Compute the determinant of \(A=\begin{bmatrix}1&2&3\\2&5&7\\1&1&0\end{bmatrix}\) by cofactor expansion, row reduction, and Python. Compare the methods.

Then verify the answer yourself.

6.20.2 Activity 2: Explain geometry

Ask:

Explain why a matrix with determinant zero collapses volume. Give one example in \(\mathbb R^2\) and one example in \(\mathbb R^3\).

Check whether the explanation mentions linear dependence of columns.

6.20.3 Activity 3: Numerical warning

Ask:

Give an example of a matrix with determinant one but large condition number. Explain why determinant alone is not a good numerical stability test.

Confirm by computing singular values in Python.

6.20.4 Activity 4: Application reflection

Ask:

Why does \(\log\det(\Sigma)\) appear in multivariate Gaussian models and covariance estimation?

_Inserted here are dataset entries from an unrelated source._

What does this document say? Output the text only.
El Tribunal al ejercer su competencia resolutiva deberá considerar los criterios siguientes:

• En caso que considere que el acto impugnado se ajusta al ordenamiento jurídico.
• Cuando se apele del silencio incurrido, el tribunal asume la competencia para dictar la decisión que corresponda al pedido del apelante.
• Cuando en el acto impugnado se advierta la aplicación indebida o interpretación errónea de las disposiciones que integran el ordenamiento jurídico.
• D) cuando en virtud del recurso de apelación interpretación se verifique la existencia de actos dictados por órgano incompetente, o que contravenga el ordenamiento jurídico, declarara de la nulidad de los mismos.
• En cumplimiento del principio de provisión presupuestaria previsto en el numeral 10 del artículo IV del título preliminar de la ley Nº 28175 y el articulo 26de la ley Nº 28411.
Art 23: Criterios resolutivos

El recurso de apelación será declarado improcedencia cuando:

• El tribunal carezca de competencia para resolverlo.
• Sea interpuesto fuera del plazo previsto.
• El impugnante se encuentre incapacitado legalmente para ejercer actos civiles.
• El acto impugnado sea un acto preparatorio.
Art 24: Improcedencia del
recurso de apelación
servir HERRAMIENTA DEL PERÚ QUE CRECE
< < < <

Then summarize the answer in your own words using the phrase uncertainty volume.

6.21 6.21 Chapter summary

The determinant is a unifying concept:

  • Geometrically, it is signed volume scaling.
  • Algebraically, it detects invertibility.
  • Computationally, it is efficiently found using elimination or factorizations.
  • Spectrally, it is the product of eigenvalues.
  • Numerically, its absolute value is the product of singular values, but it does not replace the full singular-value spectrum.
  • In applications, it appears in covariance volumes, Gaussian densities, log-det optimization, graph Laplacians, dynamical systems, and machine learning.